Arriving in Trois Rivières, the men are fêted with Revels’ traditional mummers’ play. In this Patrick Swanson original, "Little Jack and the Werewolf," it’s Royal Canadian Mountie "Grande Tête" (Don Duncan) playing St. George to the Dragon of Loup Garou (Martin Tulloch); the werewolf wins their joust, but then ’Ti-Jean (David Torrey) steps up the plate and with his broom skies the first pitch from Père Noël (Walter Locke) up, up, up and then down square onto the noggin of Loup Garou. Victoire, complete with Red Sox World Series pennant.

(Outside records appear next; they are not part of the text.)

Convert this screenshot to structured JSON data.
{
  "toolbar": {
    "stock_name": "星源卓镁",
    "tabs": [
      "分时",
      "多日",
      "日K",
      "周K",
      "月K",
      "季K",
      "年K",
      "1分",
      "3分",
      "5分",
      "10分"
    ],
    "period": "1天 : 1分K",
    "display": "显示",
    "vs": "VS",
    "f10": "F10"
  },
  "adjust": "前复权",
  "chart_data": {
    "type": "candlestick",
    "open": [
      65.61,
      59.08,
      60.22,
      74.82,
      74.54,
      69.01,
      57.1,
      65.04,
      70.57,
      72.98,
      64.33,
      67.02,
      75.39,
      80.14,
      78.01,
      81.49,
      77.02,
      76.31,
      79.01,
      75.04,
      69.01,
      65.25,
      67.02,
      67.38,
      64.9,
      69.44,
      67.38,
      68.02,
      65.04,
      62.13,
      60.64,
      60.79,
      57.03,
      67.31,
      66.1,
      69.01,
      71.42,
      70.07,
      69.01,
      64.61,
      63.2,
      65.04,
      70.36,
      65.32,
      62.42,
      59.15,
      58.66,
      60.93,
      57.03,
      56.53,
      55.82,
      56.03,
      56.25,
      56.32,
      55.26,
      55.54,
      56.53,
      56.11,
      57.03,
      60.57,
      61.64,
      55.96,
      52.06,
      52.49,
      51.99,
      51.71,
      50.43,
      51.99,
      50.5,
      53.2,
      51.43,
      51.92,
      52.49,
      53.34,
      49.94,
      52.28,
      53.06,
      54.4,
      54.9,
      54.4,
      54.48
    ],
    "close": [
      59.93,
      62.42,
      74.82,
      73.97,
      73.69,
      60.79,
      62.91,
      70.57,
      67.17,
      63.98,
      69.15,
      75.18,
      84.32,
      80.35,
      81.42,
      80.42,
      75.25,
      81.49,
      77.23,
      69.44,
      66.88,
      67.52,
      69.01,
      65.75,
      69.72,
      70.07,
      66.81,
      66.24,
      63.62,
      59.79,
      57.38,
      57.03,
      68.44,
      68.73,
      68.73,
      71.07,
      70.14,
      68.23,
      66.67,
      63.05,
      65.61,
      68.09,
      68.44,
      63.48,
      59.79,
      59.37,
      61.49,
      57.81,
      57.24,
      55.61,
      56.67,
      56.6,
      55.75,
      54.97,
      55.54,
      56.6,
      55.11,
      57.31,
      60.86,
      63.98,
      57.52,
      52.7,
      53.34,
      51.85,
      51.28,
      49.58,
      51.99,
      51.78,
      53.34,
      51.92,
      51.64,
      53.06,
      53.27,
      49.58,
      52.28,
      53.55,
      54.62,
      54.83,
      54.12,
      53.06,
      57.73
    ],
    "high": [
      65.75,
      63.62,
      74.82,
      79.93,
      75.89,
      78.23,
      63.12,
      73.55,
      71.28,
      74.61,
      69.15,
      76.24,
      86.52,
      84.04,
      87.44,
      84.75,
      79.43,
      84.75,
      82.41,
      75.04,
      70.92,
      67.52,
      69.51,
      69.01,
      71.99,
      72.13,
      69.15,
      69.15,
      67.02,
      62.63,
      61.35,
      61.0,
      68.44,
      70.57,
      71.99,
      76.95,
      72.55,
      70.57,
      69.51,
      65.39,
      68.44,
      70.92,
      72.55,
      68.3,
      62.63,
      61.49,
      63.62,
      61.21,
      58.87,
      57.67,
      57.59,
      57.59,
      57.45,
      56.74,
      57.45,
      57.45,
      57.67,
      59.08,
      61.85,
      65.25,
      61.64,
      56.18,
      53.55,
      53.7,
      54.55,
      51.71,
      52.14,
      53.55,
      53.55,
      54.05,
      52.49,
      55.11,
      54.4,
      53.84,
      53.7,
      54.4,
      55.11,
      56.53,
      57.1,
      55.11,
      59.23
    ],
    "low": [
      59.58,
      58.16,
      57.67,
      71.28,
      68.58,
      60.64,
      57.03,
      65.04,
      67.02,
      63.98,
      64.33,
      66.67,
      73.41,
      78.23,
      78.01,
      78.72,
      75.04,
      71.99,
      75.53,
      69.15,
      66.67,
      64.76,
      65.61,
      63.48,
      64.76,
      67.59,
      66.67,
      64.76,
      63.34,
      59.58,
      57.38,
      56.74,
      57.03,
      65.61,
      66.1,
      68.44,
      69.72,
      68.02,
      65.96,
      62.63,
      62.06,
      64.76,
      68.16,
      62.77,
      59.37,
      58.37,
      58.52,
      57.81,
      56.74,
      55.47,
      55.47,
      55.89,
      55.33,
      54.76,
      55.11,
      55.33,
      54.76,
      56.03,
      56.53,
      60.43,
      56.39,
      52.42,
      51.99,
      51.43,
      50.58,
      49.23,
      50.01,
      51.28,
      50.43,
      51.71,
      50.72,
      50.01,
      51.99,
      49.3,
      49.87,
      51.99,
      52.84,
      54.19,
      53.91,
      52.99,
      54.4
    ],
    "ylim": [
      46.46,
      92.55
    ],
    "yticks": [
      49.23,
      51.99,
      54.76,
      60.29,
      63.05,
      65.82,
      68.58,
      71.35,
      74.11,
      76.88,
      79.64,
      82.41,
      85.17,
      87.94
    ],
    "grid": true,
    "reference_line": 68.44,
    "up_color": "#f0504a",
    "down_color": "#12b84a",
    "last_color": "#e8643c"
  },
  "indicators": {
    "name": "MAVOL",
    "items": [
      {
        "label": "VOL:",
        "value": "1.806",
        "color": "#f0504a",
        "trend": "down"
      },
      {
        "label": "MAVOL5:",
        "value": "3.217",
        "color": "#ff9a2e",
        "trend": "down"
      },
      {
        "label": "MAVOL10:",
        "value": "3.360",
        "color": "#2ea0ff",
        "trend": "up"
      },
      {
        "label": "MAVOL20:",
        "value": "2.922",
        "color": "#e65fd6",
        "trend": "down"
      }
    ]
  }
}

Except that, we now learn, Loup Garou is Père Noël’s son, so the Doctor (Debra Wise), in plumed Napoleonic hat and tricouleur sash and lace cuffs, to the strains of the 1812 Overture, mixes up a potion (not excluding the juice of a mosquito’s spleen) and then drinks the werewolf’s blood. That restores Loup Garou; the off-stage howl suggests the Doctor has becomes a werewolf, but Trois Rivières has more immediate problems to attend to, since it’s midnight and Gaston and his mates are of course forsworn. The Priest (Jonathan Meath) challenges the Devil to a dance-off, claiming any Québecois man or woman can out-jig him; the Devil, as if all his brains were in his feet, chooses Pierre (Danse Cadence leader Pierre Chartrand) and is duly defeated, whereupon Wise, back in her narrator’s outfit, recites Susan Cooper’s "The Shortest Day" and the troupe closes, as always, with the Sussex Mummers’ Carol.

The set, with its brooms and barrels and joint stools flanking a folk-painted cupboard, is homy and unassuming, and so are the costumes, with the ladies largely in mob caps and pinafores and the men wearing fur, wool, plaid, flannel, suspenders, and lots of stocking caps. As our hosts, David Coffin (who also sings, plays the recorder, and tutors the audience in the sing-along sections) and Debra Wise are savvy and funny, and Danse Cadence clog up a storm. Even the brooms get put to good use, as the performers do their own stage business. Nothing canned or commercial here, just Christmas the way it was meant to be.